34 der gewählten Synodale werden aus dem Wahlkreis Eckernförde kommen (Propstei Eckernförde), 36 aus dem Wahlkreis Rendsburg. 37 Kirchengemeinden von Altenholz bis Wacken mit insgesamt 124  000 Gemeindemitgliedern gibt es im Kirchenkreis Rendsburg-Eckernförde. Bei dieser Anzahl sollte es kein Problem darstellen, rund 160 Kandidaten zu finden, mein Propst Krüger. Denn auf jeden Abgeordneten kommt auch ein Stellvertreter. Zudem stammen nicht alle Synodale aus den Gemeinden, sondern lediglich 42 (siehe Infokasten). Verringert wurde die Abgeordnetenzahl, um stringenter arbeiten zu können, aber natürlich auch, um Kosten zu sparen, gestehen die Pröpste ein. Auch die Umwelt habe man dabei durchaus im Blick: Weniger Fahrten bedeute weniger CO2-Ausstoß.

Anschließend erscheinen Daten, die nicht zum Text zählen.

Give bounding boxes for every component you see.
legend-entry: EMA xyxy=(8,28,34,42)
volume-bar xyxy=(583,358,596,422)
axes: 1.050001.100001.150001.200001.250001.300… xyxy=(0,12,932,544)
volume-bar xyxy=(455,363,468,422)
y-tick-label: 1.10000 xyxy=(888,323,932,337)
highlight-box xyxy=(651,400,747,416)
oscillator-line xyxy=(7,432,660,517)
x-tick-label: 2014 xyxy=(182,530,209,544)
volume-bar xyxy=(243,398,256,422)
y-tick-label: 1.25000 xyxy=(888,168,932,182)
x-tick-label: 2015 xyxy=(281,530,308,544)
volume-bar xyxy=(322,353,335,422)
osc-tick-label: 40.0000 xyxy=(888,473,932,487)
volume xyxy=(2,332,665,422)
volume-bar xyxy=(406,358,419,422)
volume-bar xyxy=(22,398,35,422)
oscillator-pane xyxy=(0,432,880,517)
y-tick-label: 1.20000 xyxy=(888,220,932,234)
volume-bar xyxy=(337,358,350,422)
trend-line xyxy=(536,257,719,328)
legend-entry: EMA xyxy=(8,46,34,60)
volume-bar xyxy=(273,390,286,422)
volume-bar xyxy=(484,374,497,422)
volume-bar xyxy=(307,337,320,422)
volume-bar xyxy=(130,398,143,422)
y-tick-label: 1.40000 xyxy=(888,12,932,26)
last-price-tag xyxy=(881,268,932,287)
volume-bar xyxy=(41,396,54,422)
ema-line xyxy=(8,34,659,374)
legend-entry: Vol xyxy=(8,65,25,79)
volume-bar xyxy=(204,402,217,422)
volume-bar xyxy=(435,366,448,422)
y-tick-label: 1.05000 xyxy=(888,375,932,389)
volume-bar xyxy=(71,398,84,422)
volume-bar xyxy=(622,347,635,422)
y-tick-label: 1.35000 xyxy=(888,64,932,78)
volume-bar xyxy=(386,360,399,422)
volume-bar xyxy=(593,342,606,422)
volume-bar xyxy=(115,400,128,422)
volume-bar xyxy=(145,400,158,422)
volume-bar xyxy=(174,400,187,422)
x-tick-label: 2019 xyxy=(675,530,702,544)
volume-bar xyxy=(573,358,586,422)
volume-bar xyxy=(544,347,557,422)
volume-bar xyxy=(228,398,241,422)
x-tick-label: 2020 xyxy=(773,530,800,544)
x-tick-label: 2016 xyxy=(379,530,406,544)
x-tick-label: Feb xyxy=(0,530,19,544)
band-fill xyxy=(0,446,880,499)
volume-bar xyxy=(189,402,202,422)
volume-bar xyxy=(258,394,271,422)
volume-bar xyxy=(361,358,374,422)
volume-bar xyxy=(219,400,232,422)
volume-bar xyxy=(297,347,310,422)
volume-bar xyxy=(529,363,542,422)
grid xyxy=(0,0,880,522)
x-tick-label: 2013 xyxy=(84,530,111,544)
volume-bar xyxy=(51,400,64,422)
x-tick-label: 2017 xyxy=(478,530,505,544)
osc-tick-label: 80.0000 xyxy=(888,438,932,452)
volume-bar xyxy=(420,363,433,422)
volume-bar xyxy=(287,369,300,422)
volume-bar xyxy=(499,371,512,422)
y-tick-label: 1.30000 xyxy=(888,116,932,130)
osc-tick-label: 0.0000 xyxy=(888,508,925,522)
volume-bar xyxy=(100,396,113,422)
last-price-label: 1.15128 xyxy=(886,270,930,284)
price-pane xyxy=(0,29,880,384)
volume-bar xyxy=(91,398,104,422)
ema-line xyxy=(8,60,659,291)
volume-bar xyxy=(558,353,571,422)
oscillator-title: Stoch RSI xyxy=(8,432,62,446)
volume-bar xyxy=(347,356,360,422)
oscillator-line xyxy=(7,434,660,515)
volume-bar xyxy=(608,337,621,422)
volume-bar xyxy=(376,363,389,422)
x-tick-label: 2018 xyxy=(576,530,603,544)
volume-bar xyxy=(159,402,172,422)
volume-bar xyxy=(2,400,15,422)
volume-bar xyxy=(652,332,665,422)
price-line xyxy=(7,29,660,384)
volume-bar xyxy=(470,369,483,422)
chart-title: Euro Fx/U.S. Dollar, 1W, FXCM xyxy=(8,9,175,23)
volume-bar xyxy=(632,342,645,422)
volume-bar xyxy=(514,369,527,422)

Der zeitliche Aufwand für die Mitarbeit sei überschaubar, sagt Astrid Halver, Synodale aus den Reihen der Pastoren. Die Seelsorgerin aus Osterrönfeld ist seit fast 30 Jahren dabei. Da sie demnächst in den Ruhestand gehen wird, kandidiert sie nicht wieder. Sie hält es für sehr sinnvoll, „über den Kirchturmrand zu schauen“ – also auf den Versammlungen zu erfahren, welche Herausforderungen in anderen Gemeinden bestehen. Synodale sollten am kirchlichen Gemeindeleben teilnehmen (siehe Infokasten). Renate Ahlmann hat dies jahrzehntelang auf unterschiedliche Art und Weise getan, in der Frauenarbeit oder im Ökumene-Ausschuss. Ein wenig klopft ihr Herz schon beim Gedanken an ihr Ausscheiden. Aber die Synode braucht auch neue Kräfte und Mitgestalter, betonen alle Beteiligten.